Kompas.com - 16/12/2011, 03:37 WIB

Saat berada di Madinah, seorang kiai dari salah satu kelompok bimbingan ibadah haji di Kabupaten Jepara, Jawa Tengah, menyodorkan 42 nama jemaah haji dari daerah tersebut. Mereka seharusnya berangkat antara tahun 2012 dan 2017, tetapi bisa berangkat tahun 2011 setelah mendapat porsi dari Kementerian Agama Republik Indonesia.

Rupanya ada tambahan biaya yang mereka bayar, Rp 10 juta, di luar ongkos resmi untuk haji reguler, 3.589 dollar AS (sekitar Rp 32 juta). ”Mereka bisa berangkat tahun 2011 tidak lepas dari keterlibatan oknum pejabat di Kementerian Agama yang memegang porsi. Padahal, jemaah yang antre di belakang banyak. Mohon Bapak dari Komisi Pemberantasan Korupsi (KPK) mengusut hal ini,” demikian isi surat kiai tersebut dan ditujukan kepada KPK.

Pada musim haji tahun ini, KPK merilis hasil survei dan menempatkan Kementerian Agama pada peringkat terbawah dalam indeks integritas di antara 22 instansi pusat. Kemenag hanya mendapat angka 5,37 dari standar integritas pusat 7,07. Alasannya, di dalamnya terlalu banyak suap dan gratifikasi, terutama dalam penyelenggaraan haji.

Tahun ini pula KPK menurunkan tim ke Arab Saudi untuk mengawasi pelaksanaan ibadah haji. Kedatangan KPK ke Arab tidak banyak diketahui khalayak, berbeda dengan kehadiran pemimpin rombongan haji (amirulhaj) Indonesia yang juga Menteri Agama Suryadharma Ali dan Ketua DPR RI Marzuki Alie di Arab Saudi.

Ikut bermain

Berdasarkan informasi dari beberapa pemimpin KBIH yang enggan disebut namanya, sejak tahun 2005 anggota DPR RI sebenarnya sudah memantau dan mengawasi pelaksanaan haji. Namun, setelah mengetahui jaringan dan seluk-beluk pelaksanaan haji, mereka justru ”ikut bermain” dalam mendapatkan porsi dari Kemenag.

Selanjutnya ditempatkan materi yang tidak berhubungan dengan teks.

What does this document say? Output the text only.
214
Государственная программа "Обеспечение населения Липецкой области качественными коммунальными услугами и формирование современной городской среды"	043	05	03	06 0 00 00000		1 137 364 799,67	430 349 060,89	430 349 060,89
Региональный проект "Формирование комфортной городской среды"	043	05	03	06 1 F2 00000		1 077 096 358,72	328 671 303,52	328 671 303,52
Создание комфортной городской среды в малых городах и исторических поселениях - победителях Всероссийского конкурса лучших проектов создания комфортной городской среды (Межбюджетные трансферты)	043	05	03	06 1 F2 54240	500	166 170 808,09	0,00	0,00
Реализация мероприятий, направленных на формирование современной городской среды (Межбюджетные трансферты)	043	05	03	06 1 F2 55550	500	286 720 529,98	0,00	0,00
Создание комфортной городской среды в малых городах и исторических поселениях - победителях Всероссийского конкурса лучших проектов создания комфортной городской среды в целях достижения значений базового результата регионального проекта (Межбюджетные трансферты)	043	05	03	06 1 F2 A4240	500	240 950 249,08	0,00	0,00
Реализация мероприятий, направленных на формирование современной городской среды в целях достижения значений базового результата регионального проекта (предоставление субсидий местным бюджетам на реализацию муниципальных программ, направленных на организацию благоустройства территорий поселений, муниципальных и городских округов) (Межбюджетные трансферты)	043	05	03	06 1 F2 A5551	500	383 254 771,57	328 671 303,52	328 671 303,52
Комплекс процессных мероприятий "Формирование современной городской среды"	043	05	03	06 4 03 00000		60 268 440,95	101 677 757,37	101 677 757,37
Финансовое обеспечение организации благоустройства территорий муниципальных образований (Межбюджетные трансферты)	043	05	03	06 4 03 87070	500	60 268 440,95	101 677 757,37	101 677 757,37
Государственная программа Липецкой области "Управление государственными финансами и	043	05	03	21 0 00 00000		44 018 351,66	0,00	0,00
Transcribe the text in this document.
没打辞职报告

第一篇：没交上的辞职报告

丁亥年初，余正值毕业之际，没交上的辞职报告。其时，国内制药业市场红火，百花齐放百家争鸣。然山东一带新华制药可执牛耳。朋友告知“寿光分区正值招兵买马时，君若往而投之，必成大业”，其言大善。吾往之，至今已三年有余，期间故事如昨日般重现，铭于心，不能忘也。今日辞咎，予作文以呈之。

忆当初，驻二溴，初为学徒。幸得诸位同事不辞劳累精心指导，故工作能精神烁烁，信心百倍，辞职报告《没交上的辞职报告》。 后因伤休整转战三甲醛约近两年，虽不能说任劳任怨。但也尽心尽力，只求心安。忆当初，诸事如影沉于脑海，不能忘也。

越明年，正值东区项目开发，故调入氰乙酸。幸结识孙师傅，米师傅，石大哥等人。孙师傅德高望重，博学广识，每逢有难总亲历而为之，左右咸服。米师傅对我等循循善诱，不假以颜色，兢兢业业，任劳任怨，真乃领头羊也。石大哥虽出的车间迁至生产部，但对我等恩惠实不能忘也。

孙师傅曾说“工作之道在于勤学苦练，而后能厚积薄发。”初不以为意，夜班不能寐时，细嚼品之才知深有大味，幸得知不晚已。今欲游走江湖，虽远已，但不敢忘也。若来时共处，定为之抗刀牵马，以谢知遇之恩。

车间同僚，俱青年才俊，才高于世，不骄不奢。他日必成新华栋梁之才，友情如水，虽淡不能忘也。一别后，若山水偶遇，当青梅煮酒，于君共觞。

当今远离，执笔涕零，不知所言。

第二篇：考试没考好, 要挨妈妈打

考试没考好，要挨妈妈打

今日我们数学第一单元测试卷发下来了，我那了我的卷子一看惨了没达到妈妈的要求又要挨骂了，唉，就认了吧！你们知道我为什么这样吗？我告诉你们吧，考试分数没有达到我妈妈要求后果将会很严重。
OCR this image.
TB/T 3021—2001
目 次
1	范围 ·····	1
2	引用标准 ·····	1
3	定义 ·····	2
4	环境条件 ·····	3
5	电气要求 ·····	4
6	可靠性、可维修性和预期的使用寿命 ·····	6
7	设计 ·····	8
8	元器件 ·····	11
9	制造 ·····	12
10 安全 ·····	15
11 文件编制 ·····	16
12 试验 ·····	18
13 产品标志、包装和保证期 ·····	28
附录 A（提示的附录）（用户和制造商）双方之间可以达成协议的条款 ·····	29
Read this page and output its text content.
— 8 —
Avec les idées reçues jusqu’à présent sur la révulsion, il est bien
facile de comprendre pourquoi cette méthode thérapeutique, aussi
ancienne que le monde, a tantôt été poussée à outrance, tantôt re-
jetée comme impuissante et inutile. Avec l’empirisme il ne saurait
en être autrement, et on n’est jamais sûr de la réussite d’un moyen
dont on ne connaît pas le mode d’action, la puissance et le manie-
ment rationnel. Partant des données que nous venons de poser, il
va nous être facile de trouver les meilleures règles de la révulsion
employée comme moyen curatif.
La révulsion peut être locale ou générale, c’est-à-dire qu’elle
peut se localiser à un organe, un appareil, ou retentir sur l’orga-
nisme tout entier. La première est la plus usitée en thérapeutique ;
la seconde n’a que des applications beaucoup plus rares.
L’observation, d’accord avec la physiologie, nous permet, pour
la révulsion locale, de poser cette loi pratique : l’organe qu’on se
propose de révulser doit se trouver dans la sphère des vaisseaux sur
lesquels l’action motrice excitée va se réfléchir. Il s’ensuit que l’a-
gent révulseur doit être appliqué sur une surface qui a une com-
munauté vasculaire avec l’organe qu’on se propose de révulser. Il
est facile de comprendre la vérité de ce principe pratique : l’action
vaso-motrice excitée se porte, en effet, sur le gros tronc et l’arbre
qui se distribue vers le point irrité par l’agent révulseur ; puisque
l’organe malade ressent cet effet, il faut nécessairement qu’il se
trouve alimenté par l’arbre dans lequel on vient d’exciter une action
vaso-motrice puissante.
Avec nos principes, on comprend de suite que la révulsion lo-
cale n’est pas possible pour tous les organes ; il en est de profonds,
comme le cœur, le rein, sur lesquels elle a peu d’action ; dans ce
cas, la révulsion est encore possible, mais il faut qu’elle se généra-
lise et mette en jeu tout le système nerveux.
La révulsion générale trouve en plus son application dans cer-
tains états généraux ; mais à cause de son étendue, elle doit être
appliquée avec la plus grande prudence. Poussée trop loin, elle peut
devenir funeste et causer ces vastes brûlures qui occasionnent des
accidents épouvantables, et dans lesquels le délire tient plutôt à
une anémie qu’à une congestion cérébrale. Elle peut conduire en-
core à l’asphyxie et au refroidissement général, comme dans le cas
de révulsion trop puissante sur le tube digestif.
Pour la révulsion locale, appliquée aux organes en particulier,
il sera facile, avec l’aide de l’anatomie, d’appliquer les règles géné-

Mereka juga ikut menyediakan makanan dan pondokan jemaah haji di Arab Saudi, terutama Madinah. ”Tanpa ada rekomendasi dari anggota DPR, jangan harap hotel-hotel dan perusahaan jasa boga di Madinah bisa mendapat proyek memasok makanan atau menjual kamar kepada jemaah Indonesia,” kata mukimin (orang Indonesia yang bermukim di Arab Saudi) dari salah satu biro perjalanan haji dan umrah di Jeddah, Arab Saudi.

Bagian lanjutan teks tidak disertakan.